If you feel like you going too slow or too fast, remember that you are doing things your way and you can’t compare that to anything. Look for the Frank Sinatra in you and be proud in saying you “Did it…(your)…way”!!! ??❤?

Here’s to you! Here’s to me! Here’s to us!

Dear Reader,

A big congratulation to you for making and experiencing another day!! You, me and the rest of the world were put on this very planet for definite, unique and individualised reasons; some of us know why and soaks up all of what that path has to offer, some of us know why but refuse to believe the reasons for their existence, some of us do not why and carries the weight of the ‘puzzling’ world on their shoulders and  then there are some that do not know their reason for existence but-to hell with logic-they dance in the moment.  I’d like to think that currently I am living somewhere in the last category. I definitely don’t have a mapped out plan of ‘where I’d like to be in five years’ time’ nor do I want one because that would be freakishly scary and kind of boring; seriously where is the excitement in knowing what kind of job you’ll have or where you’ll be in the world or what relationships you’ll have- everything is always changing anyway! I wasn’t always and am not always the chillaxing-to-the-max kind of girl; I always needed or wanted a plan knowing which paths I should take and which ones I should dodge. When I first appeared not to have a plan I freaked out, thinking, panicking ‘what now?‘ But I was still alive, I had people I could talk it out with, there was opportunities- or I had opportunities if I was to open my mind-, an0d I had me!!

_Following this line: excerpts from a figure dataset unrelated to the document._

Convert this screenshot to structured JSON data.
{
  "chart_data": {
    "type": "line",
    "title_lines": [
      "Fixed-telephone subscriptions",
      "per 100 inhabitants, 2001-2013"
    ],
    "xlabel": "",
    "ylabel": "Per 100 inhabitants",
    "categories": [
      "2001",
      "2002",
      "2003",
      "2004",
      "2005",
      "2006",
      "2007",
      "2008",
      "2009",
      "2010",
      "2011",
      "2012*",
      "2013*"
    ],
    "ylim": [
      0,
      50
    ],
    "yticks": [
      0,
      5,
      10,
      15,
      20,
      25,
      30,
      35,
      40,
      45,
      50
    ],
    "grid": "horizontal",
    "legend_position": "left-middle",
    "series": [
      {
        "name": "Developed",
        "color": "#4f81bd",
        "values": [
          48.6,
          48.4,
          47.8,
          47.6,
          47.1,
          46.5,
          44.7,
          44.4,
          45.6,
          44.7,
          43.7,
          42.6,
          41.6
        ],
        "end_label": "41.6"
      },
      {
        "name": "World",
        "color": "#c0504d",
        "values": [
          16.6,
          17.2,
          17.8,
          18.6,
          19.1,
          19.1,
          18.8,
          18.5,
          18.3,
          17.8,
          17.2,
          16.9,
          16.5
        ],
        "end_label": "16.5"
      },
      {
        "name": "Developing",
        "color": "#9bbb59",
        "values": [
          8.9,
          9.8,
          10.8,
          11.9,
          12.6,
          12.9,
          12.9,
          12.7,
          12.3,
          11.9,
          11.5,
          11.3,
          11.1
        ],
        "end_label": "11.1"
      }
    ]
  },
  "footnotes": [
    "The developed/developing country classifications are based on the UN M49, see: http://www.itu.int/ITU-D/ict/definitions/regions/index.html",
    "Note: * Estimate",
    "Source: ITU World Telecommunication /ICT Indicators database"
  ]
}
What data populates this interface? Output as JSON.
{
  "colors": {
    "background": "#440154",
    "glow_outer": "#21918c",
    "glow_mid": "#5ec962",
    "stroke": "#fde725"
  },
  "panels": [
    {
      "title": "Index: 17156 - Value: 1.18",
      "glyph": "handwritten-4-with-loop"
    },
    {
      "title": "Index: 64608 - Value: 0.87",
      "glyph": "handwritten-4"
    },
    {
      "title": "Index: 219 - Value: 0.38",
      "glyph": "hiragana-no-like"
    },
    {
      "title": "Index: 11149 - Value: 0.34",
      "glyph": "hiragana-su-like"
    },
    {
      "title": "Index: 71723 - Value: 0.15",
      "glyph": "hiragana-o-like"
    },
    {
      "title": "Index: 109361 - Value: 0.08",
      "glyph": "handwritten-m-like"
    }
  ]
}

Within all this internal roaming and frantic search to mute the bellowing siren which was going off inside the mind, I forgot how far I’ve come, what I had and how just to be. If I’m honest I think most of us go through these moments, moments that interrupts and halts a carefree day.  But as soon as this white noise aims to overtake, starting to play with your imagination and predicting the future- a future that is a fable because it is not here yet-, stop the racing thoughts and reflect.  Reflect on you and what you have achieved. Think back to those times where you have proved can’t wrong and have gone out there and TOTALLY ACED IT! This is by no means easy and celebrating yourself could sound a bit alien to you- it did to me too- and a little egotistical- it did to me too-but you and I are the only ones who allow ourselves to pursue and accomplish our set goals so it only makes sense for us to give ourselves a well done. This could mean that you faced a day where you wished you could have skipped over- you got through it, you survived: high five; the wishes and visions you had-you are now putting into practice: high five; those who said “you can’t”-  you did: high five; the unhelpful thoughts that were planted in your mind- you have let go of: high five;  you know that no one in the world is like you AND because of that the world has been waiting for you: come on, let’s hug it out!!!

You may have read my posts before (a huge thank you for coming back!) and therefore might know that I have something called Cerebral Palsy (a condition affecting muscle coordination). So some of my achievements have been to do with overcoming the physical challenges CP faces me with, trying to strengthen my mobility so that I can be as independent as I can. More achievements relate to personal goals, being determined not to be thrown off by anyone or anything or even myself! This comes in the form of facing fears, fulfilling my passions and finding my own voice. These triumphs are reminders to keep calm when things are a bit blurry.

As I have said before, thinking about your own accomplishments is hard and it is very easy to deny yourself of your worth, saying “I got nothing.” But I bet you got an ocean of amazements inside of you!!  I bet I’m right! How small or big you think your accomplishments are does not determine its credibility or worthiness of celebration. It’s about YOU and what YOU have overcome! Anything that’s fills you with excitement, anything that makes you jump for joy, anything that makes you feel alive, matters!! I hope that as you read this, you have thought of things that you have overcome please hold on to them for now and for always.